Luego, y esas sí que son bellas, están las cartas de amor. Fernando Pessoa le escribió a Ophélia incluso cuando la veía en la oficina, cuando conversaban ese mismo día. Le escribe para quererla, para explicarle, para cuestionarla, para decirle que está triste, para cualquier cosa, básicamente, pero, sobre todo y otra vez, para quererla.
En la primera del libro Cartas a Ophélia (Editorial Libros del zorro rojo) le escribe a Ophelina, como la llama, cosas que uno debería de saber de antemano cuando quiere que alguien lo quiera. “Si antes que a mí prefiere al joven que la corteja, y que evidentemente le gusta mucho, ¿cómo podría tomármelo mal? Usted, Ophelina, puede preferir a quien quiera: no tiene obligación, creo yo, de amarme, ni debe (a no ser que quiera divertirse) fingir que me ama. Quien ama de verdad no escribe cartas que parecen requerimientos de abogado. El amor no examina tanto las cosas, ni trata a los demás como reos a quienes es necesario ‘comprometer’”.
Lo triste, por supuesto, es que no sabemos qué respondió Ophélia, si bien en la carta siguiente del libro, que es 17 días después (del 1 al 18 de marzo 1920) ya le dice mi amorcito.
Esa es otra cosa de las cartas de amor, y que es, aún más extraña, si son de escritores que uno conoce por las letras de sus novelas. En ellas, en cambio, se despojan de muchos detalles técnicos y gramaticales, y se dejan atrapar por los clichés que trae consigo el amor. Es imposible no sonreír cuando uno lee a Pessoa diciéndole “bebé adorado” a esa chica, que uno no conoce, salvo por la foto que ponen al principio, en blanco y negro, en la que tiene una capul con un crespo y un vestido con bufanda de flores. Se ve tan joven en esa foto, y uno que a Pessoa lo tiene calvo.
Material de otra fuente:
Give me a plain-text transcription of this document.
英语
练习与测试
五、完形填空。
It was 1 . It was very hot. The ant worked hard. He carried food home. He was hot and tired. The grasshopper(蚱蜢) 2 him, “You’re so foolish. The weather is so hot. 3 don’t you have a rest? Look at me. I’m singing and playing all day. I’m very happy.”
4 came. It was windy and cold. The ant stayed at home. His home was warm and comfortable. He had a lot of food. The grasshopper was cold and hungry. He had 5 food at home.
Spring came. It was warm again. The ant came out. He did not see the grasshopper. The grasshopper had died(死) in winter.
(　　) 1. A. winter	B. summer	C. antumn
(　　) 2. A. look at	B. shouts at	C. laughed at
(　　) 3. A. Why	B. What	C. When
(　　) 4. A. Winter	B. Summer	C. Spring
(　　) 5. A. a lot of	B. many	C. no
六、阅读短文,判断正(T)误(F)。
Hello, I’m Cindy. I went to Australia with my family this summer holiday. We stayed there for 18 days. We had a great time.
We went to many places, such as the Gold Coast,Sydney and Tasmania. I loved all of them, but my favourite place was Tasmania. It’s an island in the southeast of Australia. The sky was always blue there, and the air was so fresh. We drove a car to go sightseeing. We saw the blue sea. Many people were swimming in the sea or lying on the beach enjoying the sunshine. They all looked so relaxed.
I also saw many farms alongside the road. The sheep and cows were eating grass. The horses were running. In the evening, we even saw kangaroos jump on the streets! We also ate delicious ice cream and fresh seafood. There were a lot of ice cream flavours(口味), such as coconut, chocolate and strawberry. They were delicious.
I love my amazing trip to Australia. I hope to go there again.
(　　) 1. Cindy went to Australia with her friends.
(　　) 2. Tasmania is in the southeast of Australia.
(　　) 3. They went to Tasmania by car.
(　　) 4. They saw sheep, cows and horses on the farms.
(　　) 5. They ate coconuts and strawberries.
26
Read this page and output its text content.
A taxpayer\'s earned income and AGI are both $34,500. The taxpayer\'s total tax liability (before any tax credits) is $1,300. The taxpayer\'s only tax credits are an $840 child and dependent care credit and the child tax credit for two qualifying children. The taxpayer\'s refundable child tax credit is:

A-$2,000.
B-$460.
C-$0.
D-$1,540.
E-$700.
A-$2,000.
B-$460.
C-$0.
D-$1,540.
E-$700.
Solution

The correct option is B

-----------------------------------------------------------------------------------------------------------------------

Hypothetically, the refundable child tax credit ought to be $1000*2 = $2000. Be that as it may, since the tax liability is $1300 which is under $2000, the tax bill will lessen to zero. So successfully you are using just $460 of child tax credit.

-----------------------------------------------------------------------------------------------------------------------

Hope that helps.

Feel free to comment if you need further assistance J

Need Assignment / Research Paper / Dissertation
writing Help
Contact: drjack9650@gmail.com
En el prólogo de ese libro, que me pareció Antonio Tabucchi, el prologuista, estaba de crítico, que no está mal por supuesto, ya dice eso del amor de Pessoa. “Como si en estas misivas de sosería inocua discurriera subterráneo algo indescifrablemente nocivo y pecaminoso. En estas cartas no está la obviedad, sino lo Obvio mayúsculo y platónico, su estructura profunda, la fenomenología en forma epistolar de un paradigma: el código amenazadoramente estúpido del Amor”. El mismo Pessoa ya había escrito un poema sobre que las cartas de amor son ridículas, todas.
Qué importa si es ridículo, porque en estos tiempos le hacen matoneo a alguien que mande una carta, pero que, en el fondo, si la recibieran, se derretirían ahí mismo.
En una carta de Kafka a Milena, que me encontré en un sobre de cartas que alguien me regaló una vez, y de la que tengo la segunda parte, porque la primera no está, Kafka escribe: “Siempre quieres saber, Milena, si te quiero, pero es una pregunta difícil a la que no se puede responder por carta (ni siquiera en una carta como la del domingo último). Te lo diré con toda seguridad cuando nos veamos (si es que no me falta la voz)”. No hay que decir más, ¿verdad? Ahí está el te quiero escondido, la respuesta a la pregunta que de seguro está en la carta de Milena.
¿Quién es Milena? Porque de Kafka es más famoso su amor por Felice Bauer, se dice incluso que muy importante para su literatura, y que las misivas las recogen en un libro, Cartas a Felice, que vale más de 80 mil pesos. Mira tú que entrarse en esos mundos íntimos vale mucho.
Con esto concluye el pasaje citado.